Desse modo, o autor assinala que a evolução da cidadania nacional [2], sobre a qual pretende jogar luz, passou por um duplo processo – de fusão geográfica, por um lado, e de separação funcional, por outro. O primeiro, que ocorrera na Inglaterra pelo menos um século antes de sua consolidação na Europa continental, envolveu a transformação das instituições locais em nacionais e permitiu a passagem da análise para um nível analítico mais amplo. A separação funcional, por sua vez, relaciona-se com o desligamento das instituições da sociedade entre si, resultando na formação de tribunais especializados e parlamento sem funções judiciais, bem como a “Poor Law”, uma instituição nacional de direito social, porém administrada localmente.

O processo de evolução da cidadania originou, segundo Marshall, duas consequências importantes. Primeiramente, a separação funcional permitiu que cada um dos direitos seguisse seu caminho, figurando-se como elementos estranhos entre si. “O divórcio entre eles era tão completo que é possível (...) atribuir o período de formação da vida de cada um a um século diferente – os direitos civis ao século XVIII, os políticos ao XIX e os sociais ao XX” (p. 66). Estes períodos devem ser relativizados, evidentemente, pois há entrelaçamento, principalmente entre os dois últimos. Em segundo lugar, houve um distanciamento das instituições com relação aos grupos sociais que elas buscavam servir, em função do seu novo caráter nacional, decorrendo daí a necessidade de se reconstruir o mecanismo de acesso àquelas: cada um dos direitos ligava-se a instituição cujo mecanismo de acesso foi restituído ao longo dos séculos mais ou menos rapidamente, reforçando o “completo divórcio” ao qual Marshall referia-se anteriormente.

A distinção entre cidadania, ou “status”, e classe social é outro elemento essencial na formulação de Marshall. A primeira “é um ‘status’ concedido àqueles que são membros integrais de uma comunidade. Todos aqueles que possuem o ‘status’ são iguais com respeito aos direitos e obrigações pertinentes ao ‘status’” (p. 76).

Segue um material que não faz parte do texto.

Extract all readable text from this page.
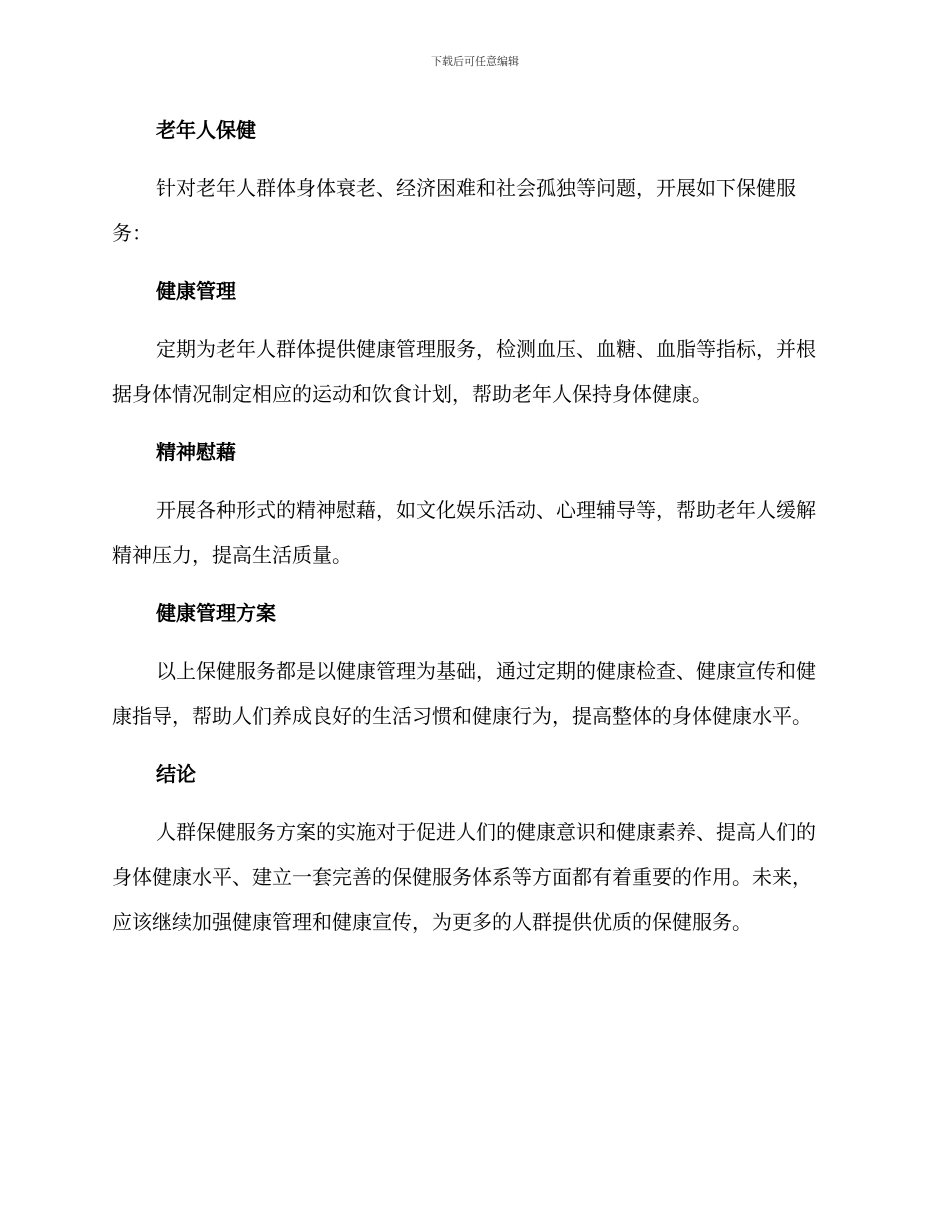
下载后可任意编辑
老年人保健

针对老年人群体身体衰老、经济困难和社会孤独等问题，开展如下保健服务：

健康管理

定期为老年人群体提供健康管理服务，检测血压、血糖、血脂等指标，并根据身体情况制定相应的运动和饮食计划，帮助老年人保持身体健康。

精神慰藉

开展各种形式的精神慰藉，如文化娱乐活动、心理辅导等，帮助老年人缓解精神压力，提高生活质量。

健康管理方案

以上保健服务都是以健康管理为基础，通过定期的健康检查、健康宣传和健康指导，帮助人们养成良好的生活习惯和健康行为，提高整体的身体健康水平。

结论

人群保健服务方案的实施对于促进人们的健康意识和健康素养、提高人们的身体健康水平、建立一套完善的保健服务体系等方面都有着重要的作用。未来，应该继续加强健康管理和健康宣传，为更多的人群提供优质的保健服务。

Quer dizer, a cidadania é a relação do indivíduo com o Estado, a partir da qual são conferidos direitos individuais num movimento em direção à igualdade material ou à cidadania ideal. A classe social, por outro lado, “é um sistema de desigualdade” (p. 76). Relaciona-se com a inserção do indivíduo no mercado de trabalho e, num marco liberal, sua existência é desejável – seja para recompensar o trabalho realizado ou como incentivo para o desenvolvimento. Dessarte, é possível assegurar que a classe social é fundada nas desigualdades econômicas dos indivíduos, ao mesmo tempo em que subsiste como uma reprodutora de desigualdades sociais.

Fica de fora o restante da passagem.